舞は頬を少し膨らませて、 ふたりで目を合わせて一緒に笑う。俺たちの別れに涙なんて必要ないと思った。

その笑い声は、静かに静かに星空へと溶けていく。


“研一は私の一番だったよ”


いつの間にかお互いを好きになっていたように、いつの間にかお互いのことを好きだという想いがカタチを変えて、お互いの心からはみ出していってしまったんだと思う。

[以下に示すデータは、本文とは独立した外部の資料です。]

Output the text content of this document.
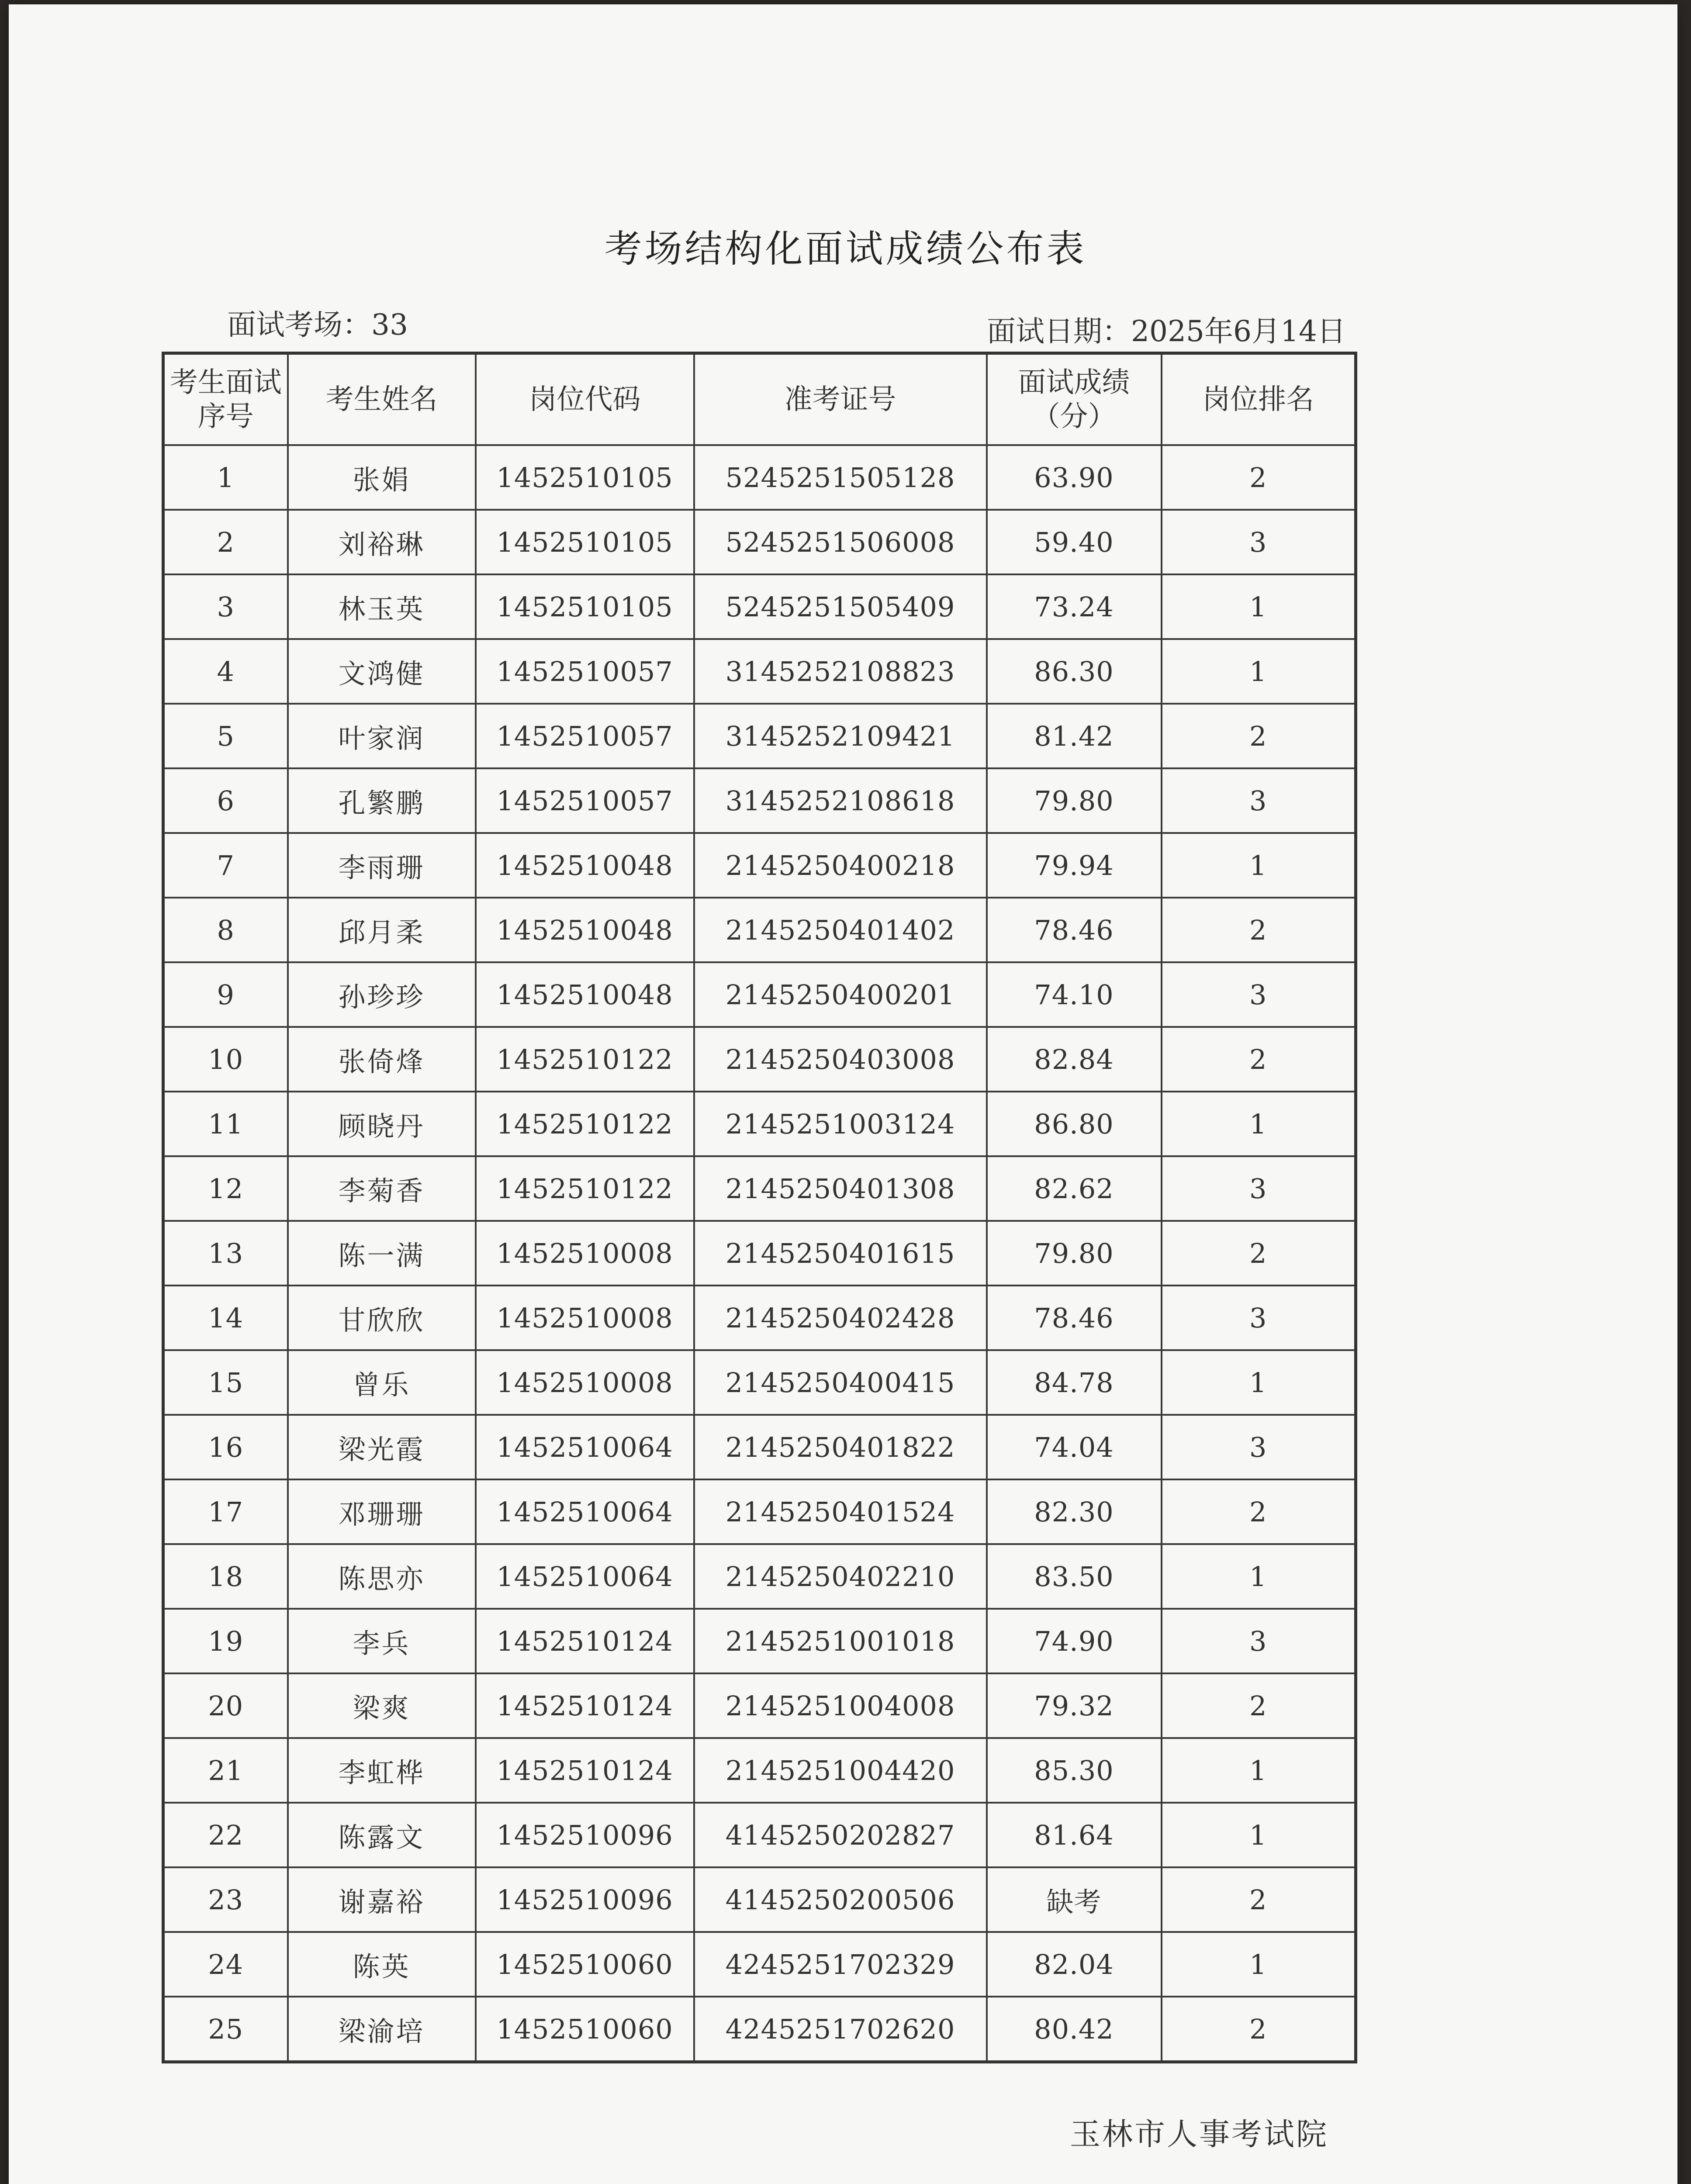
考场结构化面试成绩公布表
面试考场：33	面试日期：2025年6月14日
考生面试序号	考生姓名	岗位代码	准考证号	面试成绩（分）	岗位排名
1	张娟	1452510105	5245251505128	63.90	2
2	刘裕琳	1452510105	5245251506008	59.40	3
3	林玉英	1452510105	5245251505409	73.24	1
4	文鸿健	1452510057	3145252108823	86.30	1
5	叶家润	1452510057	3145252109421	81.42	2
6	孔繁鹏	1452510057	3145252108618	79.80	3
7	李雨珊	1452510048	2145250400218	79.94	1
8	邱月柔	1452510048	2145250401402	78.46	2
9	孙珍珍	1452510048	2145250400201	74.10	3
10	张倚烽	1452510122	2145250403008	82.84	2
11	顾晓丹	1452510122	2145251003124	86.80	1
12	李菊香	1452510122	2145250401308	82.62	3
13	陈一满	1452510008	2145250401615	79.80	2
14	甘欣欣	1452510008	2145250402428	78.46	3
15	曾乐	1452510008	2145250400415	84.78	1
16	梁光霞	1452510064	2145250401822	74.04	3
17	邓珊珊	1452510064	2145250401524	82.30	2
18	陈思亦	1452510064	2145250402210	83.50	1
19	李兵	1452510124	2145251001018	74.90	3
20	梁爽	1452510124	2145251004008	79.32	2
21	李虹桦	1452510124	2145251004420	85.30	1
22	陈露文	1452510096	4145250202827	81.64	1
23	谢嘉裕	1452510096	4145250200506	缺考	2
24	陈英	1452510060	4245251702329	82.04	1
25	梁渝培	1452510060	4245251702620	80.42	2
玉林市人事考试院
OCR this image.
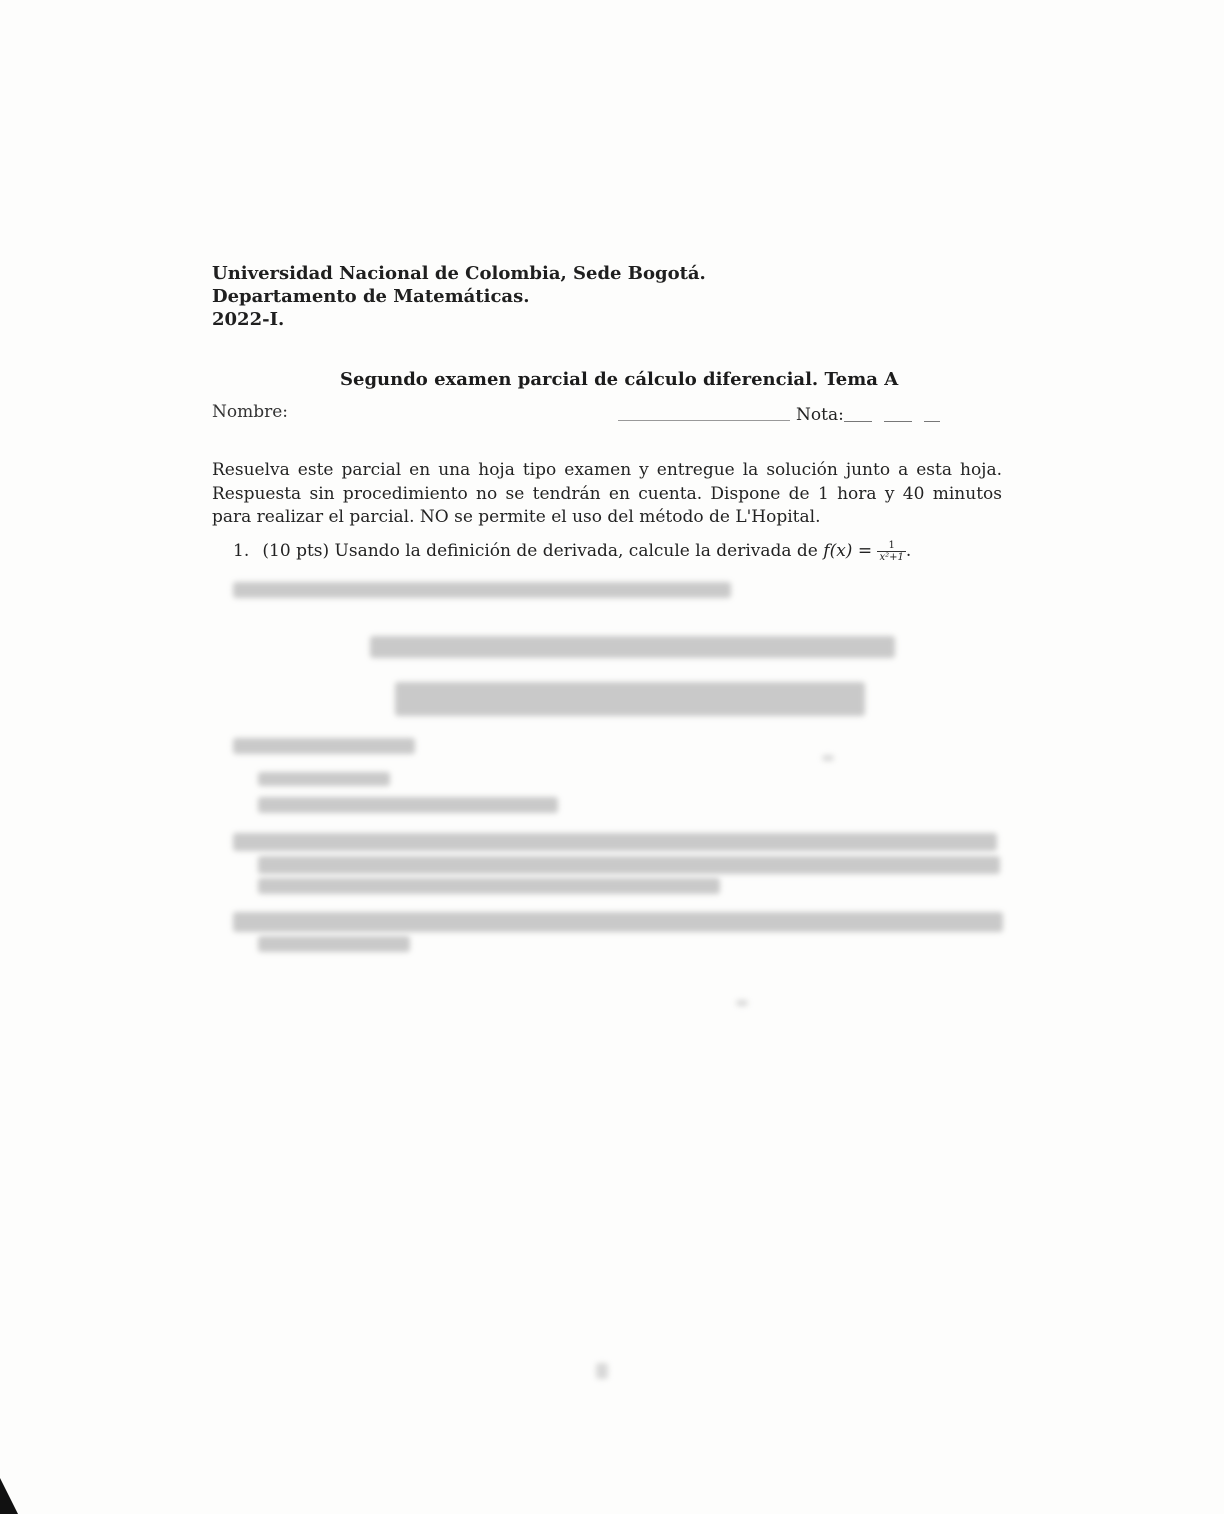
Universidad Nacional de Colombia, Sede Bogotá.
Departamento de Matemáticas.
2022-I.
Segundo examen parcial de cálculo diferencial. Tema A
Nombre:	Nota:

Resuelva este parcial en una hoja tipo examen y entregue la solución junto a esta hoja. Respuesta sin procedimiento no se tendrán en cuenta. Dispone de 1 hora y 40 minutos para realizar el parcial. NO se permite el uso del método de L'Hopital.

1. (10 pts) Usando la definición de derivada, calcule la derivada de $f(x) = \frac{1}{\text{x²+1}}$ .
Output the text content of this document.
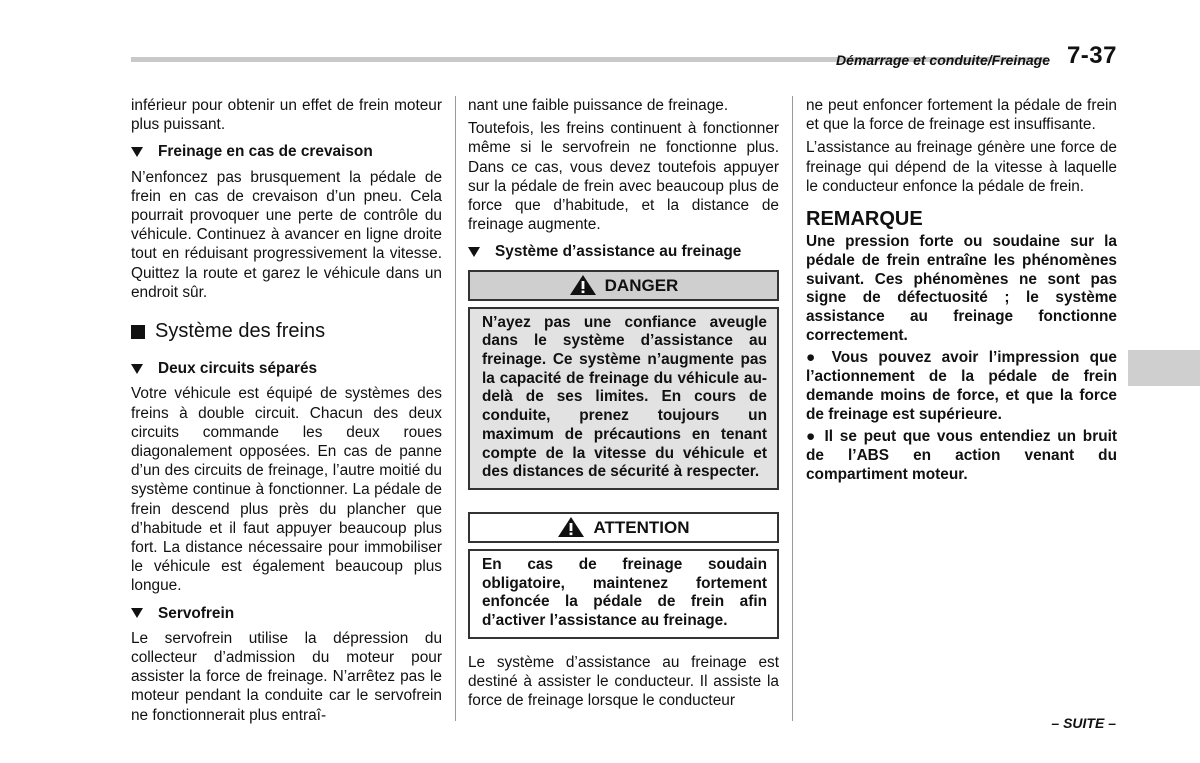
Démarrage et conduite/Freinage 7-37

inférieur pour obtenir un effet de frein moteur plus puissant.

Freinage en cas de crevaison

N’enfoncez pas brusquement la pédale de frein en cas de crevaison d’un pneu. Cela pourrait provoquer une perte de contrôle du véhicule. Continuez à avancer en ligne droite tout en réduisant progressivement la vitesse. Quittez la route et garez le véhicule dans un endroit sûr.

Système des freins
Deux circuits séparés

Votre véhicule est équipé de systèmes des freins à double circuit. Chacun des deux circuits commande les deux roues diagonalement opposées. En cas de panne d’un des circuits de freinage, l’autre moitié du système continue à fonctionner. La pédale de frein descend plus près du plancher que d’habitude et il faut appuyer beaucoup plus fort. La distance nécessaire pour immobiliser le véhicule est également beaucoup plus longue.

Servofrein

Le servofrein utilise la dépression du collecteur d’admission du moteur pour assister la force de freinage. N’arrêtez pas le moteur pendant la conduite car le servofrein ne fonctionnerait plus entraî-

nant une faible puissance de freinage.

Toutefois, les freins continuent à fonctionner même si le servofrein ne fonctionne plus. Dans ce cas, vous devez toutefois appuyer sur la pédale de frein avec beaucoup plus de force que d’habitude, et la distance de freinage augmente.

Système d’assistance au freinage
DANGER
N’ayez pas une confiance aveugle dans le système d’assistance au freinage. Ce système n’augmente pas la capacité de freinage du véhicule au-delà de ses limites. En cours de conduite, prenez toujours un maximum de précautions en tenant compte de la vitesse du véhicule et des distances de sécurité à respecter.
ATTENTION
En cas de freinage soudain obligatoire, maintenez fortement enfoncée la pédale de frein afin d’activer l’assistance au freinage.

Le système d’assistance au freinage est destiné à assister le conducteur. Il assiste la force de freinage lorsque le conducteur

ne peut enfoncer fortement la pédale de frein et que la force de freinage est insuffisante.

L’assistance au freinage génère une force de freinage qui dépend de la vitesse à laquelle le conducteur enfonce la pédale de frein.

REMARQUE

Une pression forte ou soudaine sur la pédale de frein entraîne les phénomènes suivant. Ces phénomènes ne sont pas signe de défectuosité ; le système assistance au freinage fonctionne correctement.

● Vous pouvez avoir l’impression que l’actionnement de la pédale de frein demande moins de force, et que la force de freinage est supérieure.

● Il se peut que vous entendiez un bruit de l’ABS en action venant du compartiment moteur.

– SUITE –
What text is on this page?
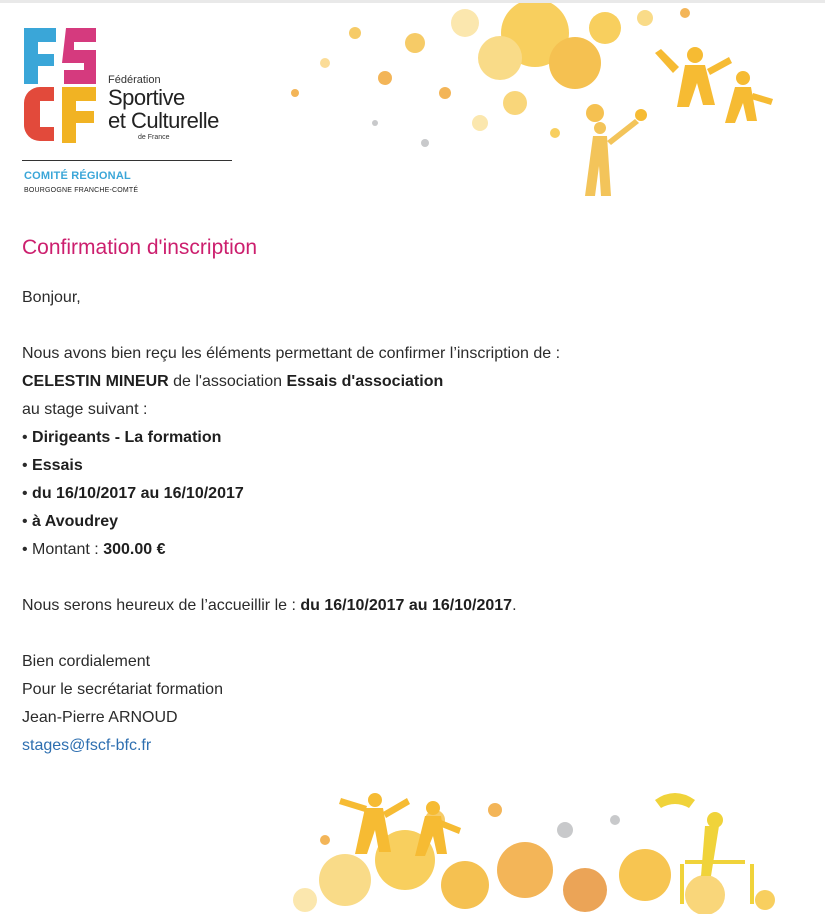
Fédération
Sportive
et Culturelle
de France
COMITÉ RÉGIONAL
BOURGOGNE FRANCHE-COMTÉ
Confirmation d'inscription
Bonjour,
Nous avons bien reçu les éléments permettant de confirmer l’inscription de :
CELESTIN MINEUR de l'association Essais d'association
au stage suivant :
• Dirigeants - La formation
• Essais
• du 16/10/2017 au 16/10/2017
• à Avoudrey
• Montant : 300.00 €
Nous serons heureux de l’accueillir le : du 16/10/2017 au 16/10/2017.
Bien cordialement
Pour le secrétariat formation
Jean-Pierre ARNOUD
stages@fscf-bfc.fr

俺たちは変わってしまったそのカタチを受け容れることができなくなった。
好きとか嫌いとかそんな簡単なものじゃなくて、そのカタチが なんなのか答えを出せる相手が俺にとっては舞じゃなくて、舞にとっては俺じゃなかっただけだ。

もしいつかまた誰かに恋をして、気持ちがひとつになることができたら、カタチを変えていくその想いがなんなのか答えを見つけたい。

舞もいつかそんな運命の人と出逢って、俺と は出せなかったその想いの答えを見つけても らいたい。

空を見上げて歩く、大好きだった人の後ろ姿を見送りながら、そんなことを心から祈った。